Just install this extension: https://www.i-dont-care-about-cookies.eu/


Sure, there exists an extension for pretty much everything, but it's not an ideal situation that you need to install an extension for stuff like this.

Also, having too many extensions slows down the browser (because they need to parse/manipulate DOM) and extensions themselves are also a security/privacy risk and finding the good ones for every browser can be tedious.

Besides, my mom has no idea what's "a browser extension".


So tell her what it is :)

Most people just need one extension: uBlock Origin (or built-in Opera/Brave adblock) with a filter list from prebake.eu. No more ads and cookie banners. Easy as that.


I'm using this setup, and I still get cookie/ToS banners all the time, especially using Google (I think I'm accepting their new terms of service 4/5 times each day).
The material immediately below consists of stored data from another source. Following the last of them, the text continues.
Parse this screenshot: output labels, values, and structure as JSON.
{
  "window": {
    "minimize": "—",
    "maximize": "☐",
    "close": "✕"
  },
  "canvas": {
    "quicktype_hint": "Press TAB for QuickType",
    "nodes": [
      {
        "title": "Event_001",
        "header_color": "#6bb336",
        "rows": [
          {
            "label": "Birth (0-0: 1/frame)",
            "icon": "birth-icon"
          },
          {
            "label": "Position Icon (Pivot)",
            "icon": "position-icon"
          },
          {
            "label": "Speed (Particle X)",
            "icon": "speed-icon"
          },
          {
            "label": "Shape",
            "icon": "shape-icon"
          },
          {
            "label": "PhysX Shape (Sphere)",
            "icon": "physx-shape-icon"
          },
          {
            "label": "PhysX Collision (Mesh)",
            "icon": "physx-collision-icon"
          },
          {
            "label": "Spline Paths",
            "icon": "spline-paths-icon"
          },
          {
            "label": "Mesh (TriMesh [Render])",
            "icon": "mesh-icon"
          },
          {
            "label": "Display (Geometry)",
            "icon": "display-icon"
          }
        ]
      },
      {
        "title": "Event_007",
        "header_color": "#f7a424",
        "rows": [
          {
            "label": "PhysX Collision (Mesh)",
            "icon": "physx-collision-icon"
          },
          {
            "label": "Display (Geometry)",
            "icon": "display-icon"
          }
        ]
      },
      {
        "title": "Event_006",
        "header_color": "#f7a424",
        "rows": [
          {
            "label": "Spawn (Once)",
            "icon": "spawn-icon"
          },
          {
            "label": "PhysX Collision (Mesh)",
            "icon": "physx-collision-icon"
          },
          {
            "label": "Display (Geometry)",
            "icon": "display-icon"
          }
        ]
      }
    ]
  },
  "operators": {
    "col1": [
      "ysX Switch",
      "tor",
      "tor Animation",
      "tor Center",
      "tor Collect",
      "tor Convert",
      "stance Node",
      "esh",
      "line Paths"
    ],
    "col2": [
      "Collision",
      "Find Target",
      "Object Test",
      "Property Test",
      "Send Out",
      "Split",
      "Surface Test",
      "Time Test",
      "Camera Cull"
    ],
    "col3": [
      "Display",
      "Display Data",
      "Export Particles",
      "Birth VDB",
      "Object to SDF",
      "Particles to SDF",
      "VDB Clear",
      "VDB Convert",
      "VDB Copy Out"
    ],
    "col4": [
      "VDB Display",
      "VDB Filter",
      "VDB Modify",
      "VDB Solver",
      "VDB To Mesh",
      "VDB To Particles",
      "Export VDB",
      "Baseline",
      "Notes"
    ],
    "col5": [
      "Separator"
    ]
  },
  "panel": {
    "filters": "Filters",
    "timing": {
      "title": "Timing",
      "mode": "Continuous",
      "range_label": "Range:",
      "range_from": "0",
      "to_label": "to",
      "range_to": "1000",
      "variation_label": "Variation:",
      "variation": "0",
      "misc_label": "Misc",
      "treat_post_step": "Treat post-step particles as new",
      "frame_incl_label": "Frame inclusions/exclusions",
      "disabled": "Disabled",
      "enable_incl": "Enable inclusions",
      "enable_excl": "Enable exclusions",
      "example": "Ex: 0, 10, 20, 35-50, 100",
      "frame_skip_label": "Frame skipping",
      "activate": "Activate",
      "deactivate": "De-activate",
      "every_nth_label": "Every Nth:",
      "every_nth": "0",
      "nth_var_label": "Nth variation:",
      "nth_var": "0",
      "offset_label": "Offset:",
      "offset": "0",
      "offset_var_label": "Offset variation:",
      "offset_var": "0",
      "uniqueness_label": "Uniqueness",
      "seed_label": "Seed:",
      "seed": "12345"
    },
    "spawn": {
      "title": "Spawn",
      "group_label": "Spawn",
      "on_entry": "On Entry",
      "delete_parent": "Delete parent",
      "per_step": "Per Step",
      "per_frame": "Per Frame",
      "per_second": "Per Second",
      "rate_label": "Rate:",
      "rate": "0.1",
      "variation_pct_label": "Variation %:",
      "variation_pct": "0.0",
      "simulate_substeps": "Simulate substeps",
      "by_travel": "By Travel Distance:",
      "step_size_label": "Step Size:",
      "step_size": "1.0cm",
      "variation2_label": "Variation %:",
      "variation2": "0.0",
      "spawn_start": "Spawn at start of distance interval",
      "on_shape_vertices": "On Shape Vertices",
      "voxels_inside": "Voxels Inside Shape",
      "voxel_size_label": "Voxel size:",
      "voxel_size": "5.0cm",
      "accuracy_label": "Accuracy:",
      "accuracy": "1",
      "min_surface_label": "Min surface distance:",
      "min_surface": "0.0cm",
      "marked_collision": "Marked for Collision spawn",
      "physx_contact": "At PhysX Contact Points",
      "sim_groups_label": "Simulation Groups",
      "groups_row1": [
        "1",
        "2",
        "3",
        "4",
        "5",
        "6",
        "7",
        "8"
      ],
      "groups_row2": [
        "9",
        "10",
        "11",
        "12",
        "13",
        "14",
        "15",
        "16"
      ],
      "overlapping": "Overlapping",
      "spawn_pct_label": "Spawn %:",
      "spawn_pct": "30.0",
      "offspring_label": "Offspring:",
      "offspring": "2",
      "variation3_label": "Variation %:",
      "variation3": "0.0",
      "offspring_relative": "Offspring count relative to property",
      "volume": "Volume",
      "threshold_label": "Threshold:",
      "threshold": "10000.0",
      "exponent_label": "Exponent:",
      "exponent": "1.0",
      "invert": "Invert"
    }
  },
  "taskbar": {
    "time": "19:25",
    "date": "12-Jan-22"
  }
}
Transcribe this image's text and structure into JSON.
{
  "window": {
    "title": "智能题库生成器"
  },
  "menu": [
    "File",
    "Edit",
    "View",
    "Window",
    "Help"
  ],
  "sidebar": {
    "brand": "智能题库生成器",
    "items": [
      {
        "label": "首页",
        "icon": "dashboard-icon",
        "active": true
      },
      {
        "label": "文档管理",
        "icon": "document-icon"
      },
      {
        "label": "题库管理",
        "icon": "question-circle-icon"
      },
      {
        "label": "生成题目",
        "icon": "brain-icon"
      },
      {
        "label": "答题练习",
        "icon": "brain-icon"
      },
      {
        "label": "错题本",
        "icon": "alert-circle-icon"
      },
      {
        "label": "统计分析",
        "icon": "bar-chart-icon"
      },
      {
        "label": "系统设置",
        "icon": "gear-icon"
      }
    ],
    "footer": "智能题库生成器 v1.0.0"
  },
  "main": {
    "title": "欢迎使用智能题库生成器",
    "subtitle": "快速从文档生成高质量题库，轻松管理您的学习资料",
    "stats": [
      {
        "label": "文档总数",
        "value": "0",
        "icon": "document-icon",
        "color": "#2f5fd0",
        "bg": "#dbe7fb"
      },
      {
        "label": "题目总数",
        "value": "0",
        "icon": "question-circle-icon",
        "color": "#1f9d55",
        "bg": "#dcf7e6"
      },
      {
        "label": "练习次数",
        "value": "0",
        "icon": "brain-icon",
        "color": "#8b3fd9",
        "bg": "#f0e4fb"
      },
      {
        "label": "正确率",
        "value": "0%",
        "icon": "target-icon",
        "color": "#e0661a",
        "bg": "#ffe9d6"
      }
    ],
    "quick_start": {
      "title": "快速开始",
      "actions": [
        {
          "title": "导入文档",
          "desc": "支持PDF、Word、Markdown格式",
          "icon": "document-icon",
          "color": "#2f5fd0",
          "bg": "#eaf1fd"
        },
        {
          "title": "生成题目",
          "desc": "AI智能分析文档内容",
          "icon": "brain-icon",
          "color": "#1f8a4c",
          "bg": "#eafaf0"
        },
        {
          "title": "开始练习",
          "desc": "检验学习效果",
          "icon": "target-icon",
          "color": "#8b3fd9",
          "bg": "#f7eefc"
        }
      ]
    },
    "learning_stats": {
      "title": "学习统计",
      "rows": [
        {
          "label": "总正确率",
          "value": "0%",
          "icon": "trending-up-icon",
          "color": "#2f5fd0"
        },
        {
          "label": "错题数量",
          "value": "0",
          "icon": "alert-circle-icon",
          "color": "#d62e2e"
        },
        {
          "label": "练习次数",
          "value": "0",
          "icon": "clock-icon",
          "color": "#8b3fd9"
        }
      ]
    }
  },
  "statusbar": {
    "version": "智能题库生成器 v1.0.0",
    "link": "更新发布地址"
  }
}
Just add these filters to uBlock Origin:

    www.google.com###lb
    www.google.com##html:style(overflow-y: visible !important;)


Quite a lot of "cookie banners" are really banners to allow third parties to track you.

Under GDPR, this requires a clear, unambiguous consent, freely given. How can you understand what you consent to if you blanket-accept everything? And thus the consent is invalid. And they need a new banner.


Some News sites literally ask for consent to over a thousand purposes in dozens of categories. Ist's really wild top assume that that's consent, informered or otherwise.


Oh but that behaviour is actually pretty clearly not compliant with the EU cookie law. It just hasn't been enforced (which isn't great).

They're not allowed to make it harder to withdraw consent than to give it.

I've also found, on the few times I humoured their "consent" system, found that each of these "tracking providers" (?) needed to make a request to a different domain to withdraw consent, and some of them simply wouldn't load.


To be clear, P3P didn't work because Mozilla and Google and poured gasoline on it, and then Facebook lit a match. Had competing browsers not been desperate to brand it as some sort of weird proprietary Micro$oft thing, we might have a better version of it today (as happened to most features of that era).


> There is also `Do Not Track` header but it is not respected by most of websites.

The naivety of this approach almost makes me laugh. I mean, it's good intention, but really we cannot just trust the "bad" party. Active client-side measures are needed (e.g. as Safari does).


You can install uBlock Origin and disable all third-party cookies in almost every web browser.